In terms of noninvasive therapies, “Biotin is a B vitamin that has been well studied and is good for the overall health of the hair, skin and nails,” Chambon says. And Rogaine (minoxidil) has been shown to slow hair loss and increase hair density, although Chambon says, “Its proven benefits have been restricted to the crown region.” Moore says these treatments have response rates of 80 to 90 percent, but it takes up to one year to see the full benefit, and they must be continued long-term.
Rogaine illustrates an important point: the head grows different types of hair. “Even if a guy goes totally bald, he still has hair on the back and sides of his head,” Chambon says. “Those follicles, we have found, have different DNA, which makes them not susceptible to male-pattern baldness.”

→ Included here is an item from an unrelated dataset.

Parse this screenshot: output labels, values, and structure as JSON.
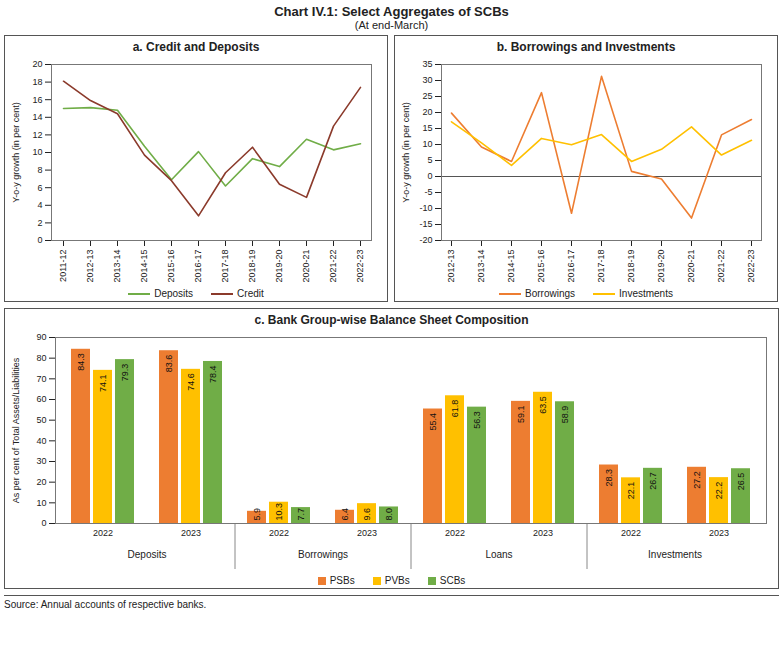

That feature makes hairs from the back and sides useful for transplants to the hairline and top of the head. “Once transplanted, these follicles are permanent—they are no longer susceptible to the effects of DHT,” Moore explains. “The trend has been moving away from the surgical strip method, where a section of skin is excised from the scalp, and moving toward follicular unit extraction, where individual follicles are removed from the back of the scalp for implantation.”
That is good news for translplant patients, since the strip method left a linear scar, Chambon says. His office uses a NeoGraft machine for follicle transplantation. “It has a onemillimeter blade that lifts out a follicle, and we use a very small needle to make holes to place that follicle,” Chambon says. “With that needle, we can affect the angle of the hair to work with the existting hair or make the hairs work well together when they are grown out and combed.” Most men will need 1,500 to 2,500 follicles to be transplanted, Chambon says.